MT: I don’t think of it as creative, but it was a very open household and we were very supportive of each other. We grew up in the 1960s and 1970s — a crazy time. We were given a lot of freedom and responsibility. We took it and dealt with it.

All of you seem to do a great job balancing the band with your families. You tour for two-and-a-half weeks in March, then take a month off touring, then tour for a month and then not in the summer.

MT: It’s a balancing act, and it’s hard with kids. Family comes into all the decisions.

Your independence as a band is remarkable. You record and produce all of your own songs — and distribute them through your website.
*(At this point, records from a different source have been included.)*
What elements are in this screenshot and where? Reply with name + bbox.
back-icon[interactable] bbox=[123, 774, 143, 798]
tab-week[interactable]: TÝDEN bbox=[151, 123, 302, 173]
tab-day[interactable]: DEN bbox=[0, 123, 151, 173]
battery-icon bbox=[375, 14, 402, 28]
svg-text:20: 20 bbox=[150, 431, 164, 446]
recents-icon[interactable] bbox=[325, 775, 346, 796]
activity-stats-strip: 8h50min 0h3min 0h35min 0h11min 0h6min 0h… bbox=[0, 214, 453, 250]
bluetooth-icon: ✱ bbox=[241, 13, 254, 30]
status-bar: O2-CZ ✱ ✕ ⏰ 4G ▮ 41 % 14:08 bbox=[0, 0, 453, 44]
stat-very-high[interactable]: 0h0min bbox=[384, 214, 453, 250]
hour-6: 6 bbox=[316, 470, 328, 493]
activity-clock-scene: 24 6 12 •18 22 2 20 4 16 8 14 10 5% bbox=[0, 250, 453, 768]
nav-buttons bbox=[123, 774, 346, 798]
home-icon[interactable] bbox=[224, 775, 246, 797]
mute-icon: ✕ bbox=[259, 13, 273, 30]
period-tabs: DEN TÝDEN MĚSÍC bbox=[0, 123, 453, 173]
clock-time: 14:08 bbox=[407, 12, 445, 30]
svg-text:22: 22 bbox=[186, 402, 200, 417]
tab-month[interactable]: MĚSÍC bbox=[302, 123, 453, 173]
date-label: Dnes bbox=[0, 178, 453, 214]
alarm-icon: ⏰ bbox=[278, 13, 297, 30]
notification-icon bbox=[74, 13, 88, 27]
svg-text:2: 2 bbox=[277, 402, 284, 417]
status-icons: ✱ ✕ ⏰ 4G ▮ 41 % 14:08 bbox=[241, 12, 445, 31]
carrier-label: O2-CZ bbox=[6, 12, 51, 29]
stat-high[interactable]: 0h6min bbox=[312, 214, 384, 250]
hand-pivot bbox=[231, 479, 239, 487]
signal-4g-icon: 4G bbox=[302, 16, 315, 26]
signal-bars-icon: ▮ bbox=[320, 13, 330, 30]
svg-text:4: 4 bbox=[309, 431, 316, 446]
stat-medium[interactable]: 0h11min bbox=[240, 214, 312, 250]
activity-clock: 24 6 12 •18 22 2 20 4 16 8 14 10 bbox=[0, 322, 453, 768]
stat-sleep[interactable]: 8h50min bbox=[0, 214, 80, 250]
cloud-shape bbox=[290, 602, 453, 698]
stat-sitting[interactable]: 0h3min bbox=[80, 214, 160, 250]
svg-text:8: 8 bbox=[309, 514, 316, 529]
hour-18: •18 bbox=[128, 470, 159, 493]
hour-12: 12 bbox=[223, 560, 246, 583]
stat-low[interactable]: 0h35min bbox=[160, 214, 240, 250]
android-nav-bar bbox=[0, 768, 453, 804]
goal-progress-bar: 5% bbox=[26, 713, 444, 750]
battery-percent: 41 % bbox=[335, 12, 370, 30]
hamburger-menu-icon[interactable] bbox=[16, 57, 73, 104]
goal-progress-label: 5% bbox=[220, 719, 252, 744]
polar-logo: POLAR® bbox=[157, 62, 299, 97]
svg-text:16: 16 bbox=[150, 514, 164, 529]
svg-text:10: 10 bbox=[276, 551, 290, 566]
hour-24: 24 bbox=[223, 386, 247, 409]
You have total creative control, compared to what artists had 20 or 30 years ago.

MT: We sort of set it up that way. At the turn of the century, the record industry was kind of falling apart. We didn’t want to get caught in that, in anything that would keep us from doing what we love to do, which is making records and touring. We started to divest ourselves of contracts. Over the last few years, as contracts came up for renewal, we got rid of them. We’re totally devoid of contracts now, which is great.

The negative side is there’s a ton of work involved in keeping things going. The positive side is we can do something like the “Nomad” series without going to 17 different marketing meetings to get permission. By the late ’90s it wasn’t fun, so much energy was put into dealing with these companies. We were losing steam because of it. It was going to kill us. It would have ended the band if we had to deal with that for a few more years.

Are other bands copying your example?

MT: A lot of older bands that already have a following are moving that way, especially if they have a bit of an audience.

The record you’re playing the second night at the Birchmere, “Black Eyed Man,” seems to have been greatly influenced by the late Townes Van Zandt. How did he impact your work?

MT: We toured with Townes right before “Black Eyed Man,” in the tour for our “Caution Horses” record, and that’s why he’s all over that album. We spent a lot of time with him on the road. He was a hero of ours as far as songwriters go. I loved his poetry, the way he approached a subject from odd angles. He was able to give voice to emotions and thoughts you didn’t even know he was giving voice to. I love that side of what he does. I try to do that in certain songs — I’m always going back to Townes. A lot of the “Wilderness” songs are reflective of him.